How to Measure Air Quality on Farms Using Light


Imagine you run a sizable farm with a combination of plants and livestock. You have always wanted to know the quality of the air on your property, but you’ve only had your own nose to rely on. Well now there is a way to measure air quality on farms using light. All you need are some inexpensive sensors designed around the principle of photonics.

For the record, the sensors are not yet commercially available. They are still in the research stage at the Technical University of Denmark and Aarhus University. But if current research data is to be trusted, the sensors do exactly what they are supposed to do. They are capable of measuring ammonia and other gases by way of laser light.

At Rock West Solutions in California, innovative sensors is what they do. They say that photonics is a great avenue for measuring air quality because of the way certain pollutants form particles in the air. Photonics is not the best choice for measuring all types of air pollution, but it works extremely well for measuring things like ammonia.

The physical science of photonics studies light generation, detection, and manipulation. It most frequently deals with near infrared and visible light, though it is not limited to those spectra only. Scientists in the photonics field study everything about light. They focus heavily on how it behaves.

Photonics can be deployed to measure substances in the air by studying its behavior when it comes into contact with those substances. Take smoke detectors, for instance. Smoke consists of tiny particles released by the combustion process. Those same particles that gives smoke its smell also interact with light in specific ways.

In essence, your home smoke detector is a sensor designed around the concept of photonics. The detector emits a tiny bit of infrared light that is picked up and measured by a receiver. Smoke traveling through the air would interrupt that stream of light, thus causing the smoke detector to sound the alarm.

  • Measuring Air Quality with Light

Getting back to the Danish research on air quality, the two universities’ research teams are comprised of chemists, chemical engineers, and photonics experts. They have been working on an integrated optical sensor that relies on laser light to measure ammonia particles. Sensor design also includes gas sensor technology and optical fibers.

Photonics was chosen as the means of measurement based on how ammonia combines with other substances in the air to create solid particles. Combine ammonia with sulfates and nitrogen oxides and you get sizable particles that can easily be measured. For the record, some of these particles are harmful to human health.

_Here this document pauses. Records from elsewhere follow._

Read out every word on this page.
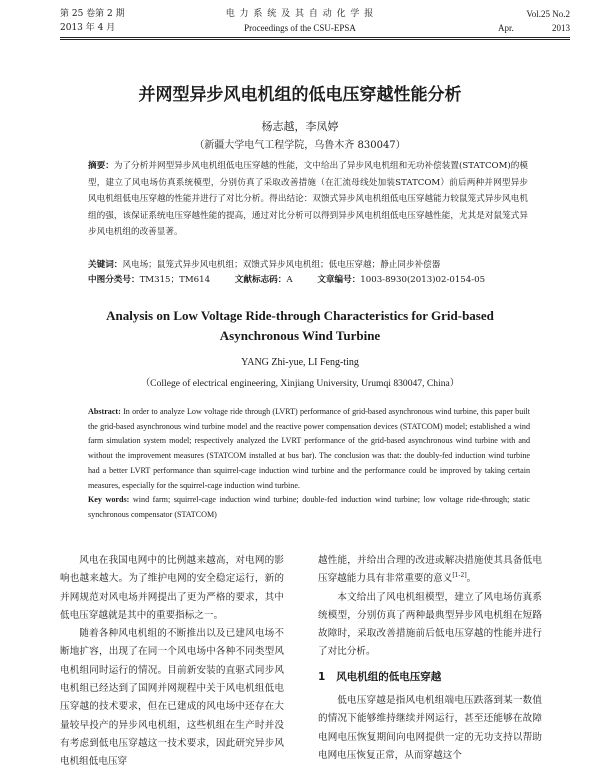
第 25 卷第 2 期
2013 年 4 月
电 力 系 统 及 其 自 动 化 学 报
Proceedings of the CSU-EPSA
Vol.25 No.2
Apr.	2013
并网型异步风电机组的低电压穿越性能分析
杨志越，李凤婷
（新疆大学电气工程学院，乌鲁木齐 830047）
摘要：为了分析并网型异步风电机组低电压穿越的性能，文中给出了异步风电机组和无功补偿装置(STATCOM)的模型，建立了风电场仿真系统模型，分别仿真了采取改善措施（在汇流母线处加装STATCOM）前后两种并网型异步风电机组低电压穿越的性能并进行了对比分析。得出结论：双馈式异步风电机组低电压穿越能力较鼠笼式异步风电机组的强，该保证系统电压穿越性能的提高，通过对比分析可以得到异步风电机组低电压穿越性能，尤其是对鼠笼式异步风电机组的改善显著。
关键词：风电场；鼠笼式异步风电机组；双馈式异步风电机组；低电压穿越；静止同步补偿器
中图分类号：TM315；TM614	文献标志码：A	文章编号：1003-8930(2013)02-0154-05
Analysis on Low Voltage Ride-through Characteristics for Grid-based
Asynchronous Wind Turbine
YANG Zhi-yue, LI Feng-ting
（College of electrical engineering, Xinjiang University, Urumqi 830047, China）
Abstract: In order to analyze Low voltage ride through (LVRT) performance of grid-based asynchronous wind turbine, this paper built the grid-based asynchronous wind turbine model and the reactive power compensation devices (STATCOM) model; established a wind farm simulation system model; respectively analyzed the LVRT performance of the grid-based asynchronous wind turbine with and without the improvement measures (STATCOM installed at bus bar). The conclusion was that: the doubly-fed induction wind turbine had a better LVRT performance than squirrel-cage induction wind turbine and the performance could be improved by taking certain measures, especially for the squirrel-cage induction wind turbine.
Key words: wind farm; squirrel-cage induction wind turbine; double-fed induction wind turbine; low voltage ride-through; static synchronous compensator (STATCOM)

风电在我国电网中的比例越来越高，对电网的影响也越来越大。为了维护电网的安全稳定运行，新的并网规范对风电场并网提出了更为严格的要求，其中低电压穿越就是其中的重要指标之一。

随着各种风电机组的不断推出以及已建风电场不断地扩容，出现了在同一个风电场中各种不同类型风电机组同时运行的情况。目前新安装的直驱式同步风电机组已经达到了国网并网规程中关于风电机组低电压穿越的技术要求，但在已建成的风电场中还存在大量较早投产的异步风电机组，这些机组在生产时并没有考虑到低电压穿越这一技术要求，因此研究异步风电机组低电压穿

越性能，并给出合理的改进或解决措施使其具备低电压穿越能力具有非常重要的意义[1-2]。

本文给出了风电机组模型，建立了风电场仿真系统模型，分别仿真了两种最典型异步风电机组在短路故障时，采取改善措施前后低电压穿越的性能并进行了对比分析。

1 风电机组的低电压穿越

低电压穿越是指风电机组端电压跌落到某一数值的情况下能够维持继续并网运行，甚至还能够在故障电网电压恢复期间向电网提供一定的无功支持以帮助电网电压恢复正常，从而穿越这个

The Danish researchers now have an optical sensor they say can give continuous readings of ammonia levels and simultaneously transmit collected data for routine monitoring. Furthermore, they say the sensors can be produced at an incredibly low cost.

  • The World of Sensors

Being able to continually monitor ammonia levels opens the door to a whole host of practical applications. Imagine industrial settings in which ammonia is routinely used in production processes. Continually monitoring air quality would provide early warning of even slightly elevated levels of ammonia.

The most fascinating aspect of all of this is that light-based sensors are nothing new. We live in a world of sensors. And yet, we have barely scratched the surface in coming up with useful ways to deploy them. Today, it is laser light to monitor air quality on farms. Tomorrow’s sensors could measure just about anything. The possibilities for deploying new and innovative sensors are truly endless.